3 Rubens Barrichello
123rd start – 2000 German Grand Prix
Saturday could not have gone much worse for Rubens Barrichello at the 2000 German Grand Prix. In fact, he described it as the worst day of the year thanks to having to qualify in team-mate Michael Schumacher’s patched-up race car at Hockenheim. Schumacher was in the T-car, having crashed in practice earlier that day.
A combination of rain and traffic meant Barrichello could only qualify 18th. But he opted for an aggressive two-stop strategy on race day and charged up to third after 15 laps. His strategy meant he needed a bit of luck, which came when Robert Sehli, a former Mercedes-Benz employee, walked onto the track by way of protest. Barrichello was able to take his second pitstop and took the restart third, staying out on slicks while Jarno Trulli and Mika Hakkinen pitted for wets to take an emotional victory.
What came next: A number of poles and wins during his time as Schumacher’s rear gunner at Ferrari, but it was the Brawn GP year in 2009 – four years after his departure from Ferrari – that he seemed to get closest to a title. Two subsequent F1 seasons with Williams added no silverware.
2 Mark Webber
130th start – 2009 German Grand Prix
Mark Webber was justifiably regarded as one of the best in Formula 1 but had yet to have the machinery to win during stints with Minardi, Jaguar, Williams and, initially, Red Bull.
His half-a-dozen podium finishes proved he was a driver capable of pulling big results out of the bag. And when the Red Bull team hit its stride in 2009, with Sebastian Vettel taking its breakthrough win in China earlier in that season, Webber’s maiden win wasn’t far behind.
Webber started from pole position at the Nurburgring but a wheelbanging moment with Rubens Barrichello earned him a drive-through penalty and, surely, ensured he would not win the race.
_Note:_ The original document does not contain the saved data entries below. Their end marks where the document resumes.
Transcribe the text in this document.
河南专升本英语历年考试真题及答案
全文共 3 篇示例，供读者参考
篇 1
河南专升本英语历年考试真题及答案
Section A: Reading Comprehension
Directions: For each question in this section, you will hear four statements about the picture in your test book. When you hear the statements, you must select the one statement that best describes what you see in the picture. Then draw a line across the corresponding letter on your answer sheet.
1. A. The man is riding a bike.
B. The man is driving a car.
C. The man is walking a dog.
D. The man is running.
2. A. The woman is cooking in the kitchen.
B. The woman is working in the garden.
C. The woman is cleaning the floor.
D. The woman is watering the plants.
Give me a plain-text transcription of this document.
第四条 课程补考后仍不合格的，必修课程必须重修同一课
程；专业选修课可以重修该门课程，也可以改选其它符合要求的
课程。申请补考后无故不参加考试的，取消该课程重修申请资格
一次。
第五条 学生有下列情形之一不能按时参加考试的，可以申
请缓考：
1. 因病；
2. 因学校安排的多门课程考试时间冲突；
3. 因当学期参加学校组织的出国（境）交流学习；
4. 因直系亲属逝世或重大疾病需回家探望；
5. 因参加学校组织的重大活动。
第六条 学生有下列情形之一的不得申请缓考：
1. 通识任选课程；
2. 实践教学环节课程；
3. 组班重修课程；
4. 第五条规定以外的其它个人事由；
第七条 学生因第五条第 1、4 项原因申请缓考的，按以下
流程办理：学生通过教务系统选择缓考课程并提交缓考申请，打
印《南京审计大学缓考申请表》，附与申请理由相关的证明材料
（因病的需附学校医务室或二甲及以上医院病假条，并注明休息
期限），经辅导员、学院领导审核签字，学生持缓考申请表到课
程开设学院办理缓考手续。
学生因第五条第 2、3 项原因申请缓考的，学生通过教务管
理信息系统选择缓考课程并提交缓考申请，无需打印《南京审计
But Webber was equal to the challenge and eventually won by almost 10 seconds from Sebastian Vettel.
What came next: Webber was a genuine title contender in 2010 but was left watching team-mate Vettel come from behind to overhaul both him and Fernando Alonso.
And Vettel had him more or less covered from there on, before Webber retired from F1 at the end of 2013 – just as his Red Bull team was about to cease being dominant.
1 Sergio Perez
190th start – 2020 Sakhir Grand Prix
Despite his penchant for unexpected podium finishes, Perez didn’t have another opportunity to take the victory that he lost with a brief off while chasing down Fernando Alonso in Malaysia 2012 during his Sauber days for eight years.
The Sakhir Grand Prix didn’t seem likely to be the day to end his win drought given he ended up facing the wrong way after being hit by Charles Leclerc’s Ferrari on the opening lap. But he pitted under the safety car and began his recovery.
He passed Esteban Ocon and Lance Stroll on his way to the front of the midfield pack, so was in position to cash in when tyre chaos sent the Mercedes drivers tumbling down the order.
What comes next: Perez’s three-year Racing Point deal was supposed to take him into 2021 as the team became Aston Martin, but he is instead being dropped to make way for Sebastian Vettel.
His only chance – but what a chance it is – of staying on the grid in 2021 is with Red Bull, and the Sakhir GP win may well prove sufficient to overcome Red Bull’s affinity for incumbent driver Alexander Albon. Otherwise, it’s a sabbatical and an attempt to return in 2022, according to Perez.